Este crescimento no consumo de água engarrafada pode ser explicado por várias razões, nomeadamente por fatores subjetivos como a perceção de maior segurança, a falta de confiança na qualidade da água da rede pública, o sabor, o odor, e muito em parte, pelo marketing das empresas que produzem e comercializam este produto. Ainda não há muitas décadas a água era vista apenas como um bem essencial, uma commodity sem marca, e hoje tornou-se quase um produto de culto nos países mais ricos. As garrafas de água comercializadas um pouco por todo o mundo tornaram-se mais fashion, mais atrativas, mais sexy até, aos olhos do consumidor. Os marketeers transformaram as águas mais puras em produtos estrela, enaltecendo as inúmeras vantagens para a saúde de quem as bebe. Argumentos organoléticos, como o sabor, a cor, o cheiro, e benefícios como a alcalinidade ou a pureza, livre de desinfetantes e outros químicos usados na rede de abastecimento público, são suficientes para convencer as famílias a optar pelas grandes marcas, havendo preços distintos para todos os bolsos.

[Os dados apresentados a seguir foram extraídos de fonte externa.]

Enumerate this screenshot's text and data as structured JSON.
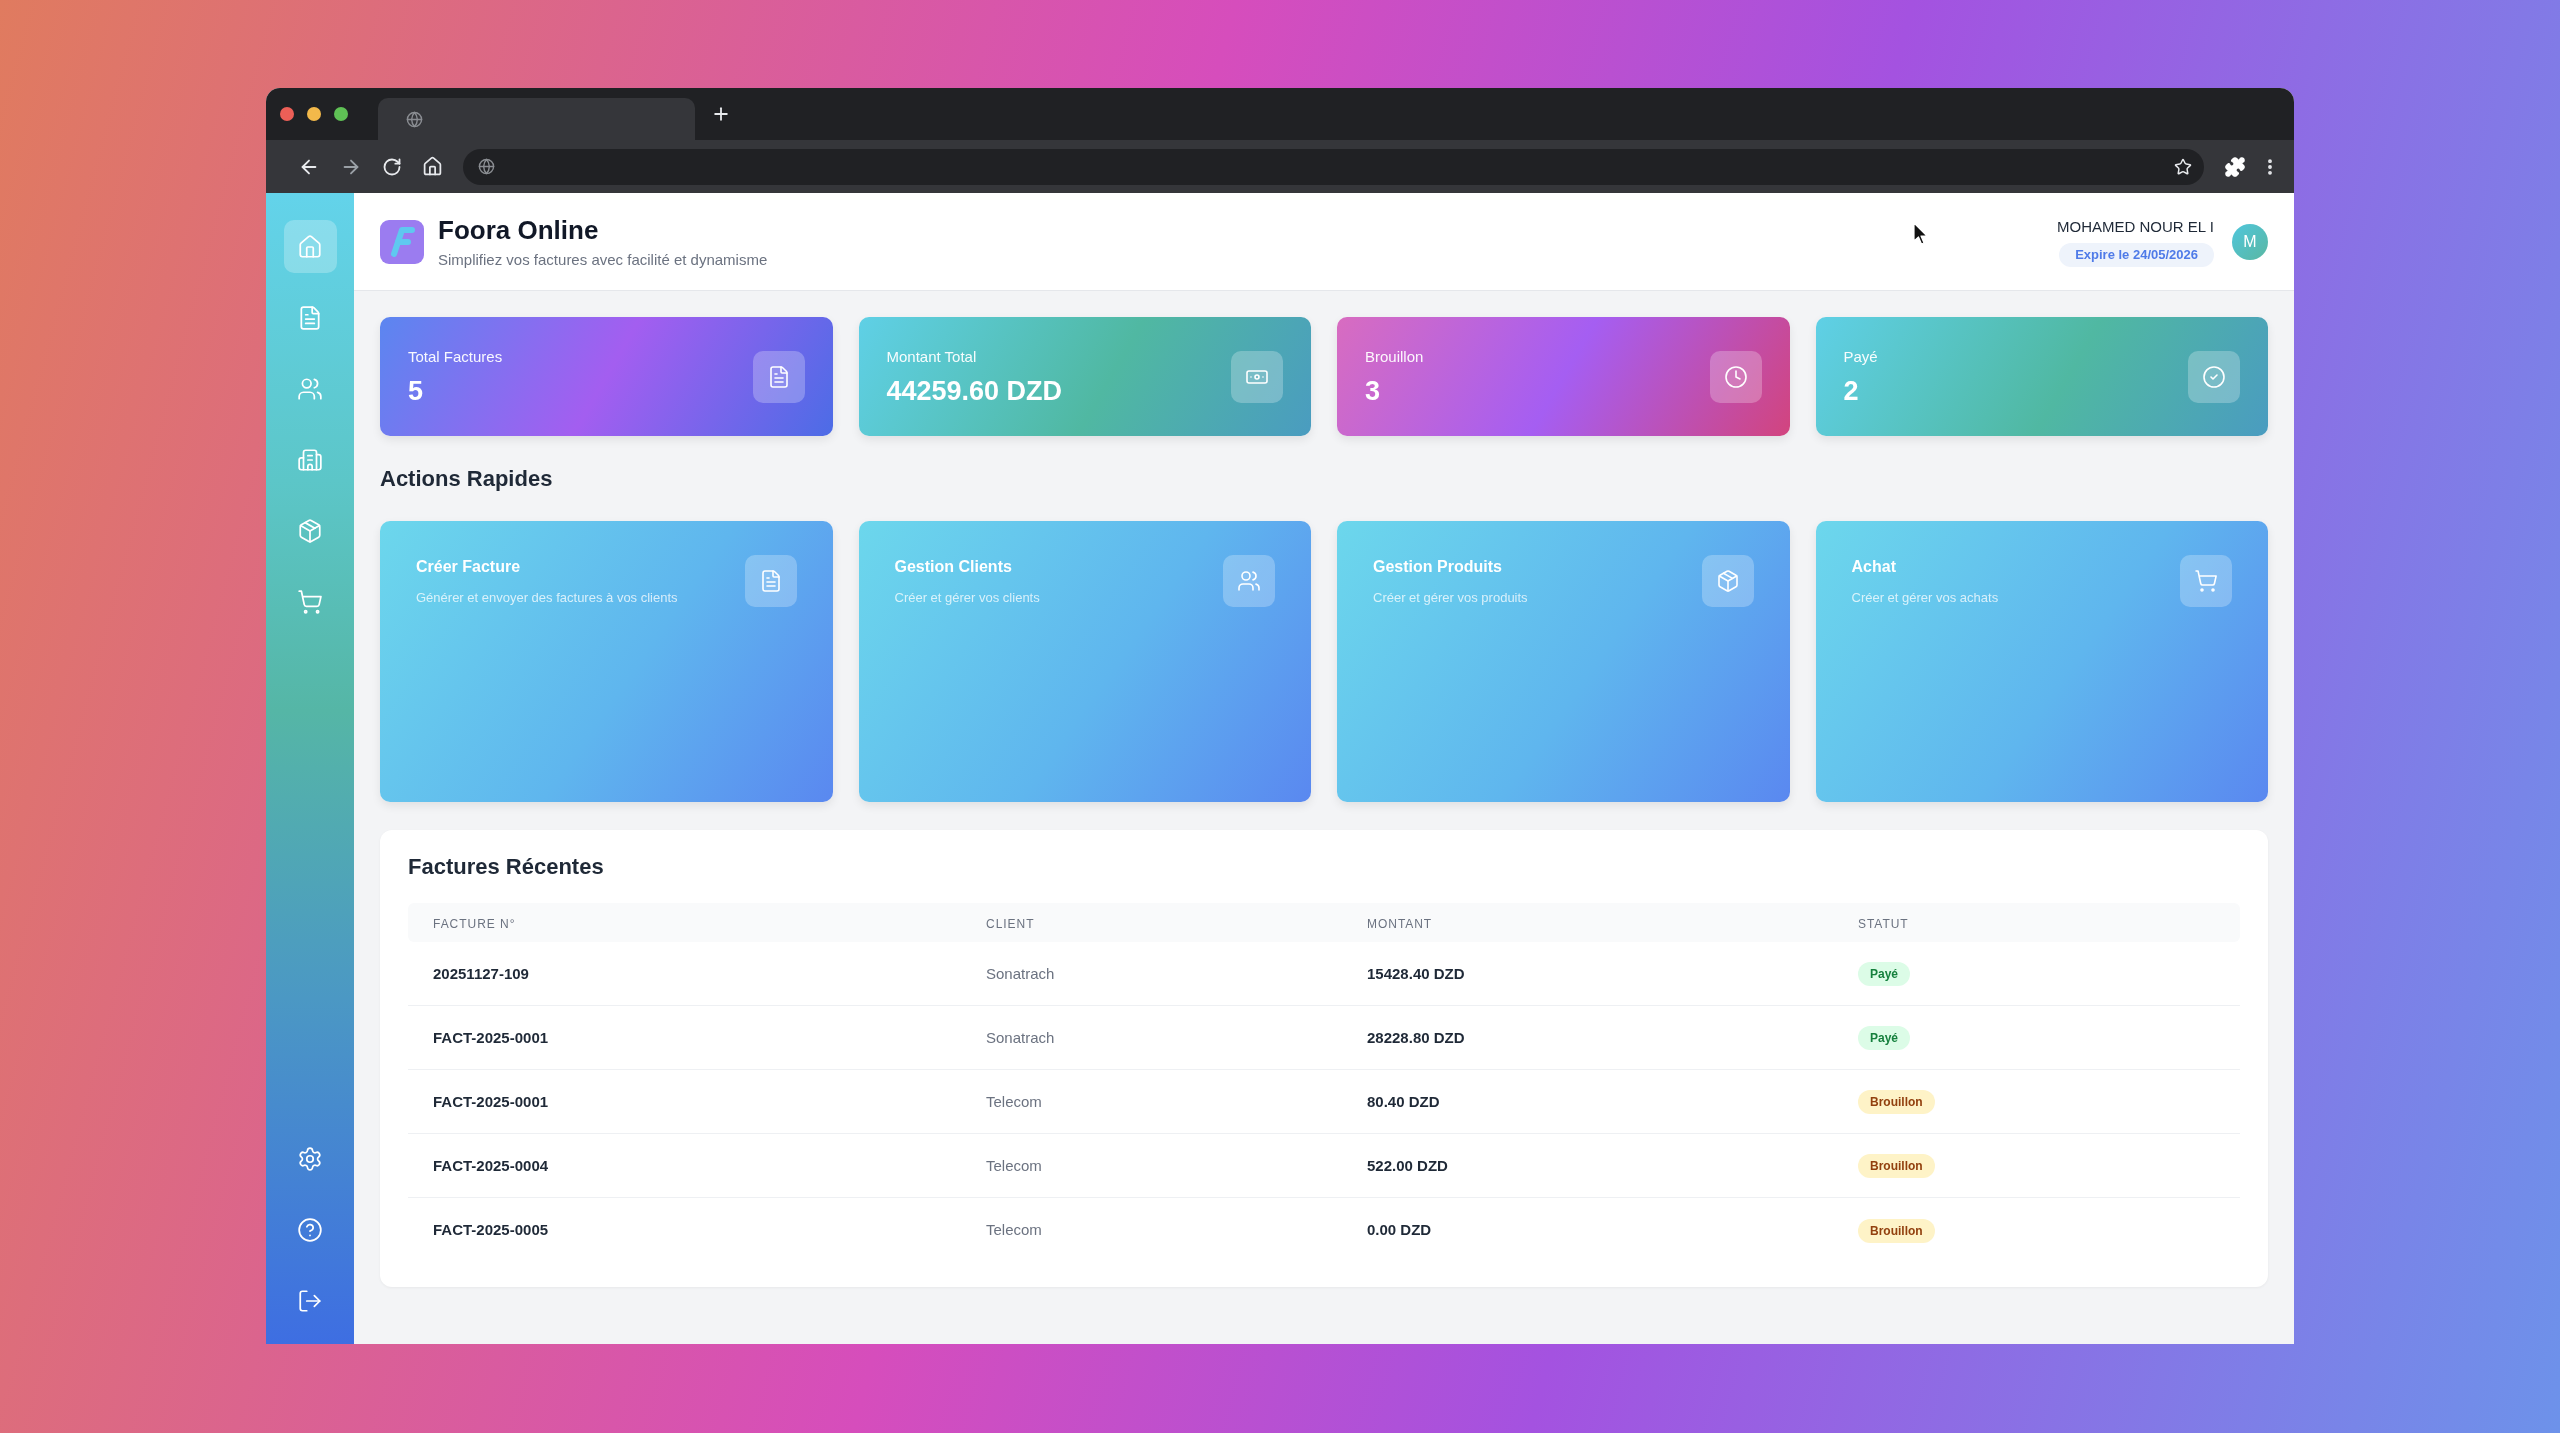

Os maiores players mundiais deste jogo são a Nestlé, dona de marcas como a San Pellegrino e a Vittel, a Danone, com a Volvic e Evian, e a Coca-Cola com a Bonaqua e a Apolinaris.

Algumas insígnias são vendidas a preços elevados devido à sua raridade, à dificuldade de captação e pela sua natureza exótica, mas outras são comercializadas a preços astronómicos apenas porque, num golpe de marketing, foram transformadas em peças de luxo, destinadas exclusivamente às classes de topo. A água engarrafada mais cara do mundo, por exemplo, consiste numa mistura de água das Ilhas Fidji, água mineral francesa e água glaciar da Finlândia e é vendida numa garrafa em ouro, esculpida em homenagem ao artista plástico Modigliani, custando cerca de 55 mil euros. Também a japonesa Kona Nigari Water, atinge os 350 euros por garrafa de 750 mililitros e a Fillico Jewel, igualmente nipónica, custa perto 200 euros. Quem as adquire, não compra água, compra status. A lista de águas de luxo é grande, mas a das águas premium - mais caras do que o habitual, mas acessíveis a grande parte dos consumidores - é ainda maior. Quem não conhece a famosa água Evian - talvez a primeira a lançar a moda das marcas topo de gama -, com origem nos alpes franceses ou a água Voss, captada na Noruega, da qual afirmam ser a água mineral mais pura do mundo, e que, em Portugal, atinge quase os 10 euros por litro.

Porém, a indústria está apenas a fazer o que lhe compete: divulgar o seu produto da melhor forma que consegue, criando assim emprego e riqueza nos locais onde está instalada. Segundo a European Federation of Bottled Waters (EFBW), mais de um quarto da produção mundial de água engarrafada está localizada na Europa, onde são consumidos, anualmente, cerca de 52 mil milhões de litros. O setor contribui com emprego direto a mais de 54 mil pessoas, trazendo investimento sobretudo a regiões rurais e menos prósperas. Em Portugal, segundo a APIAM - Associação Portuguesa dos Industriais de Águas Minerais Naturais e de Nascente, existem 32 oficinas de engarrafamento de águas minerais e de nascente, situadas predominantemente em regiões do interior. "As empresas do setor geram cerca de 10 mil postos de trabalho, direta e indiretamente, contribuindo para fixar emprego em regiões mais desertificadas. Este é emprego não deslocalizável", explica Francisco Furtado Mendonça, diretor-geral desta associação.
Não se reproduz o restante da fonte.